I hope you’ve managed to go back to sleep. Our thoughts at this time of the night are never good.

Focus on the future. Getting out. Getting a new life with your lovely girls, and how happy and relaxed you’ll be.

What’s done is done, and once you’re out, you can then start to repair the damage.

I left my abusive and regularly angry DH after many years of thinking we were ‘ok’. Luckily, my DC were older, and they’ve not been subjected to quite the kind of damage your DGs have had, but it’s all work in progress for all of us.

You can, and will turn it around. You’re a brilliant mum.

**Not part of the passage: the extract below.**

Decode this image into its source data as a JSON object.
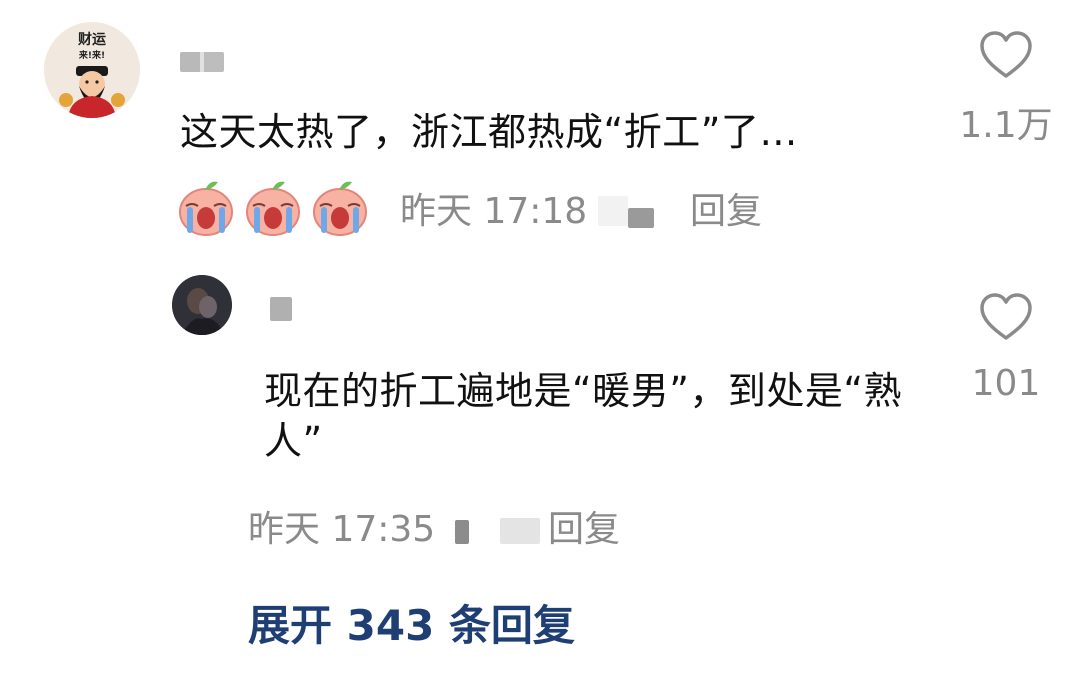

Fooshufflewickjingleybells · 04/01/2021 04:39

Polly you are not weak you are strong, you are making a whole new life for you and yours. Neither have you subjected them to abuse, you are removing them from it.
Abusers are clever, manipulative, charming and can be subtly chipping away for years.
You have taken control
You are brave
You are doing the absolute best for your kids they will see you protecting them they will know you are their safe place
You are allowed to cry, it's a shitty thing to go through. You are brilliant, keep going. We are all here for you.

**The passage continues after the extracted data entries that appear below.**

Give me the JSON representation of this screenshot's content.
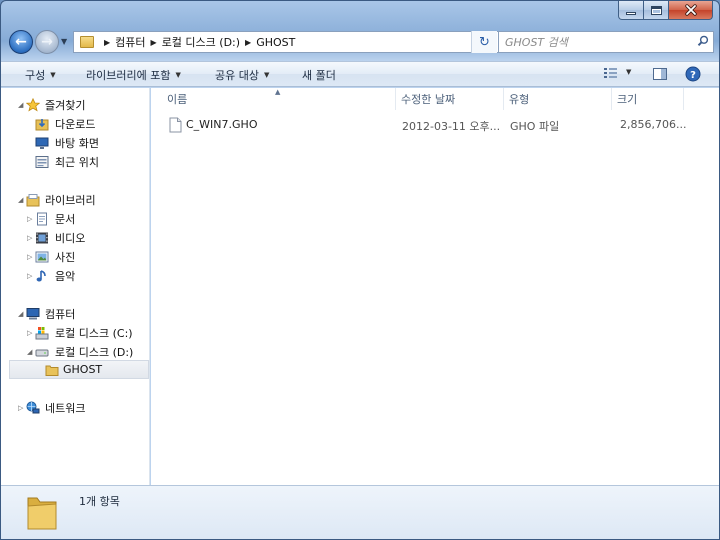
{
  "window": {
    "address": {
      "crumbs": [
        "컴퓨터",
        "로컬 디스크 (D:)",
        "GHOST"
      ]
    },
    "search": {
      "placeholder": "GHOST 검색"
    }
  },
  "toolbar": {
    "organize_label": "구성",
    "library_label": "라이브러리에 포함",
    "share_label": "공유 대상",
    "new_folder_label": "새 폴더"
  },
  "nav": {
    "favorites": {
      "label": "즐겨찾기",
      "items": [
        "다운로드",
        "바탕 화면",
        "최근 위치"
      ]
    },
    "libraries": {
      "label": "라이브러리",
      "items": [
        "문서",
        "비디오",
        "사진",
        "음악"
      ]
    },
    "computer": {
      "label": "컴퓨터",
      "items": [
        "로컬 디스크 (C:)",
        "로컬 디스크 (D:)",
        "GHOST"
      ]
    },
    "network": {
      "label": "네트워크"
    }
  },
  "columns": {
    "name": "이름",
    "modified": "수정한 날짜",
    "type": "유형",
    "size": "크기"
  },
  "files": [
    {
      "name": "C_WIN7.GHO",
      "modified": "2012-03-11 오후...",
      "type": "GHO 파일",
      "size": "2,856,706..."
    }
  ],
  "status": {
    "item_count": "1개 항목"
  },
  "colors": {
    "title_gradient": "#86abd6",
    "toolbar_bg": "#dde8f5",
    "folder_yellow": "#e8c25a",
    "selection_bg": "#e4e8ee"
  }
}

YellowBeryl · 04/01/2021 06:39

Things feel very raw in the early hours and guilt can gnaw away at you, so don't beat yourself up. You are already taking your girls out of this awful situation, so you can build a happier childhood for them.
I too would be wary of his temper if he has unsupervised contact and by logging this nasty incident you have evidence if your concerns that he is unstable with the girls, should you need it.
I think other PPs are correct: something he didn't believe would happen; something that he thought he could prevent is actually happening and he is beginning to realise that. This realisation, that he has lost of control, resulted in his, unforgivable, outburst.
Subconsciously, perhaps he needs someone to hurt as much as he is; he can no longer hurt you so, in impotent frustration, turned on the children instead.